Data and Go package design
There are two important rules governing levels of abstractions. The first concerns resources (I/O devices, data): each level has resources which it owns exclusively and which other levels are not permitted to access.
- Barbara Liskov [1]Every module in the second decomposition is characterized by its knowledge of a design decision which it hides from all others. Its interface or definition was chosen to reveal as little as possible about its inner workings.
- David Parnas [2]
This post explores design patterns around data types to make our Go packages more flexible. Interfaces are out of scope.
Consider multiple named return values over small structs
A struct
is an aggregate data type with zero or more fields. If a method is returning a small struct composed of fields with std library types, changing its signature to use named return values will make it more flexible.
package github
type Auth struct {
Username string
Password string
}
func (c *Client) Auth() (Auth, error)
A consumer of the github
package will find it hard to swap the Client
object because the Auth
method returns a struct namespaced under github.Auth
. Instead consider the following signature with named return values:
package gitlab
func (c *Client) Auth() (username, password string, err error)
This signature makes it very easy for another package, say gitlab
, to also implement the same definition while maintaining readability. Now, as a consumer I can define the following interface and use either a github.Client
or gitlab.Client
:
type Auth interface {
Auth() (string, string, error)
}
Consider larger packages
When multiple types across packages satisfy the same contract, consider grouping them into a single package. Following the example above, instead of having two separate packages, gitlab
and github
, we can keep the Auth
struct and define a new gitrepo
package:
package gitrepo
func (c *GitHubClient) Auth() (Auth, error)
func (c *GitLabClient) Auth() (Auth, error)
A consumer that defines the following interface still has the flexibility of choosing either a GitHubClient
or GitLabClient
:
type Auth interface {
Auth() (gitrepo.Auth, error)
}
By grouping several types that satisfy the same interface in the gitrepo
package we increased its flexibility.
Consider only accepting and returning data types defined in your package
Following the advice from Liskov and Parnas, ensure that your package’s public API can evolve by not consuming or exposing dependency data types with the exception of the std library.
To illustrate, let’s take a look at the following method in the gitrepo
package:
package gitrepo
// github.Auth and github.Repository are not owned by this pkg.

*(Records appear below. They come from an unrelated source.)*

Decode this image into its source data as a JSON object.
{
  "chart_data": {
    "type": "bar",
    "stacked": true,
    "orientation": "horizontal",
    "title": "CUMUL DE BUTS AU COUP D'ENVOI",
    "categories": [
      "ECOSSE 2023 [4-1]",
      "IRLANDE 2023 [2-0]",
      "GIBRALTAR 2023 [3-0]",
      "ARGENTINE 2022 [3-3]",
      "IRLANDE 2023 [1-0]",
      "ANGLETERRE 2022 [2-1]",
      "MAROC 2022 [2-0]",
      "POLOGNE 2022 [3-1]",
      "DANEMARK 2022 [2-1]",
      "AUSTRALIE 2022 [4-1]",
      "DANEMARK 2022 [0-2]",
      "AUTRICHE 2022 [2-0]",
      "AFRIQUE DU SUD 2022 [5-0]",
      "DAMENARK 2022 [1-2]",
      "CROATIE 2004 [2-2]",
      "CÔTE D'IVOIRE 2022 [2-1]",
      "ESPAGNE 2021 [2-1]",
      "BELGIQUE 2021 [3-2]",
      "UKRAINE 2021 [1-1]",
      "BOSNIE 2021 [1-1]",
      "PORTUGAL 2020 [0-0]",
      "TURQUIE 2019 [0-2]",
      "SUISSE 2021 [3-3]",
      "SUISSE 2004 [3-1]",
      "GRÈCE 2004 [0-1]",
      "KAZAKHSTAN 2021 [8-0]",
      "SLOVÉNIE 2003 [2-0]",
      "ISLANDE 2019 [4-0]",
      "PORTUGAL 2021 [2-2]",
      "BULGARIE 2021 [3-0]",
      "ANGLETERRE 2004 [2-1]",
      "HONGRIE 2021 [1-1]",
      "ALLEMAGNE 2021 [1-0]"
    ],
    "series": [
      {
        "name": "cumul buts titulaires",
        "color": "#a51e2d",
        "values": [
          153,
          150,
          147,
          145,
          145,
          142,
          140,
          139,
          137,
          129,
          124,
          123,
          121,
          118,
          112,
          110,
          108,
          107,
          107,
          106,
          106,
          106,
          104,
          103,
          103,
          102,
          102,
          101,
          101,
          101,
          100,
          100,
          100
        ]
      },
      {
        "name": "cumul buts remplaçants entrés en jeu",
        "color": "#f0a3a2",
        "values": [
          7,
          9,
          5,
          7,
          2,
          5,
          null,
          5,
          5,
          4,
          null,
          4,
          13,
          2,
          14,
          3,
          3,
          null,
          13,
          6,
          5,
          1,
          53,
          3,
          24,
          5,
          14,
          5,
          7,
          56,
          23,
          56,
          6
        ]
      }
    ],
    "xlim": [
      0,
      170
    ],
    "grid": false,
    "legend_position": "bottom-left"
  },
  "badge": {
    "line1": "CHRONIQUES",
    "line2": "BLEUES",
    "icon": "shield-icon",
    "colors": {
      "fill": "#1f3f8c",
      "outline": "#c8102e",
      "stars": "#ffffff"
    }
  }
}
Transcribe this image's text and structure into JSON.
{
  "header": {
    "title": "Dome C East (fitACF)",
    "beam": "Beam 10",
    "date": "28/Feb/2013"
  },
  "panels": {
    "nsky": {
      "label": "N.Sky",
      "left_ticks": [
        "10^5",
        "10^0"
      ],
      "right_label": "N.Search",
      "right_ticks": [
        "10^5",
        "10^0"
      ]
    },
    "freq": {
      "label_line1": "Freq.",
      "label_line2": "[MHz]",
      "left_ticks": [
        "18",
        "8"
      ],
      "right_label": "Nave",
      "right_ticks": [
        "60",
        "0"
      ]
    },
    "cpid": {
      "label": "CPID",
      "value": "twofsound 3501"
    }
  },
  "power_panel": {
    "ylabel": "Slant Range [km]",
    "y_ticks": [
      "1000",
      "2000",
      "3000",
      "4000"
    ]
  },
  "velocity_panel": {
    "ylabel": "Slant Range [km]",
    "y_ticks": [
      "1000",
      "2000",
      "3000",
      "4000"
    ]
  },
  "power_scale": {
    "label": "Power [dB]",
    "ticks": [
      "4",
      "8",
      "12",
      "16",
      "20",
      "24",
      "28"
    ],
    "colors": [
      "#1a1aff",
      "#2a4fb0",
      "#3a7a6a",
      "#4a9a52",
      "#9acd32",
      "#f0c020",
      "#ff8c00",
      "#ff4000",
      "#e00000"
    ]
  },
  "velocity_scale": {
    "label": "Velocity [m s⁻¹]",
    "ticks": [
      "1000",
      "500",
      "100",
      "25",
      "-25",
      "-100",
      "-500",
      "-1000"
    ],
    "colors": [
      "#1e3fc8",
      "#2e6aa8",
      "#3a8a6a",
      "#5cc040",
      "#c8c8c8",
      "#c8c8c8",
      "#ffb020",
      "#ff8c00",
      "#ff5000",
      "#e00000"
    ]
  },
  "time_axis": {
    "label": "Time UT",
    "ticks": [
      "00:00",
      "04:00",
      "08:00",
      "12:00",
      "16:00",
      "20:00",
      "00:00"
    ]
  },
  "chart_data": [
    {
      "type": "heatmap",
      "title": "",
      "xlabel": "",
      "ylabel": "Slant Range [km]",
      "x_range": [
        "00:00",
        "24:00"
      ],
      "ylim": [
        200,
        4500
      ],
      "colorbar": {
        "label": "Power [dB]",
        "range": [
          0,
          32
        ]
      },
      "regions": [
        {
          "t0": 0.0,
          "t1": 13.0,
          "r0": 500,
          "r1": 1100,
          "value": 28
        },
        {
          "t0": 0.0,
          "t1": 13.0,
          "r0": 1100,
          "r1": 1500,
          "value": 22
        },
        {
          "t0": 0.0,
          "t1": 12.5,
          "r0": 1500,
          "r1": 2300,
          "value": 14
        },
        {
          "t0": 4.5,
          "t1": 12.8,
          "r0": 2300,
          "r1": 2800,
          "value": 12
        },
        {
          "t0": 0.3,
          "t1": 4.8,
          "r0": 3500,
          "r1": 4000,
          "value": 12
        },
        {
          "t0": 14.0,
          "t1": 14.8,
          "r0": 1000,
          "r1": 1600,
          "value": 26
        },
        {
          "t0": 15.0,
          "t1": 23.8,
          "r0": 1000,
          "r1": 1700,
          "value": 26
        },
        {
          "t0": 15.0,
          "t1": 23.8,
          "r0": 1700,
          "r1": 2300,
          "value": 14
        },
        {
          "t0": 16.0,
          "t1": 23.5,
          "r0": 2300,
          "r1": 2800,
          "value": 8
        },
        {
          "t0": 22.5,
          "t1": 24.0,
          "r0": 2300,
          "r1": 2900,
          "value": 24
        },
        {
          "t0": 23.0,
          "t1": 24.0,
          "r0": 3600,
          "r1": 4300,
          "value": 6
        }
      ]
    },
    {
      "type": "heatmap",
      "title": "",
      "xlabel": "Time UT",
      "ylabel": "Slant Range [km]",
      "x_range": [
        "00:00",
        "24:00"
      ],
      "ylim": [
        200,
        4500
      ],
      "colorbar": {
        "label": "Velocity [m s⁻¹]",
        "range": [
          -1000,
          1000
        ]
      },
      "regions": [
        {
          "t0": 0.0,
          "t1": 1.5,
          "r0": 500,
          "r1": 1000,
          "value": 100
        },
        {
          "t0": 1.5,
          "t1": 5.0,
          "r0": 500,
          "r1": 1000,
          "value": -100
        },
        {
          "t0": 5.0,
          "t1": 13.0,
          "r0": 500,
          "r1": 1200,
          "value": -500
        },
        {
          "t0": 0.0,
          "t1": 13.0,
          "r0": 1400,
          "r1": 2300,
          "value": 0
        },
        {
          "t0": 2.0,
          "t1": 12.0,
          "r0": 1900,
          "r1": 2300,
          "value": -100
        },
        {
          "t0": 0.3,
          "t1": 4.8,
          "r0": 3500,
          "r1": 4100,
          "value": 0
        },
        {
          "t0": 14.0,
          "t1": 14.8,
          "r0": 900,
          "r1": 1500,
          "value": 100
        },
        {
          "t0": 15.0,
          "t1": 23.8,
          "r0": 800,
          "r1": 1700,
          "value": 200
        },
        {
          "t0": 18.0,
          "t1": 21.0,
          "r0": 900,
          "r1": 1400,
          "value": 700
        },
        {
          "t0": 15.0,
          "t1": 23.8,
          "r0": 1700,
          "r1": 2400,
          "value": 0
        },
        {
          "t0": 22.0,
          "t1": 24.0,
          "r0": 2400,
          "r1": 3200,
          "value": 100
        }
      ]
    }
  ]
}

func (c *Client) Repository(auth github.Auth, name string) (github.Repository, error)
The Repository
method will struggle to evolve if it wants to support additional functionality in a backwards compatible manner.
For example, we cannot augment the Repository
method to also work with one-time passwords (OTP) since gitrepo
does not own the github.Auth
type. It cannot add the optional OTP
field to the struct. Instead, we’ll have to create a new method RepositoryWithOTP
to be able to handle the feature request. On the other hand, if we define and accept our own Auth
type then the optional field can be added safely without introducing a breaking change.
package gitrepo
type Auth struct {
Username string
Password string
// Optional, one-time password.
// Can be specified instead of Password.
OTP string
}
func (c *Client) Repository(auth Auth, name string) (github.Repository, error)
The Repository
method still outputs a github.Repository
type which leaks the internals of the package.
A reader knows that the package uses and only works with the github
dependency. Instead, if we define our own
gitrepo.Repository
type then internally the Repository
method can choose to either use a github.Repository
or gitlab.Repository
.
package gitrepo
type Auth struct {
Username string
Password string
OTP string
}
type Repository struct {
Owner string
}
func (c *Client) Repository(auth Auth, name string) (Repository, error) {
// We can fetch either a github.Repository
// Or a gitlab.Repository.
}
Takeaways
While designing packages with methods, consider how your consumers can swap out
your package. Use multiple return values instead of returning a small struct to make
the package replacable. When the struct makes sense to remain under the namespace,
consider providing multiple types that satisfy the same contract in the same namespace.
Packages can depend on lower level packages to perform a task
but should vend their own data abstractions so that they can change over time. A higher
level package can be then designed to do the necessary transformations between data types and tie
packages together.
Further reading
[1] Liskov, Barbara H. “A design methodology for reliable software systems.” Proceedings of the December 5-7, 1972, fall joint computer conference, part I. 1972.
[2] Parnas, David L. “On the criteria to be used in decomposing systems into modules.” Pioneers and Their Contributions to Software Engineering. Springer, Berlin, Heidelberg, 1972. 479-498.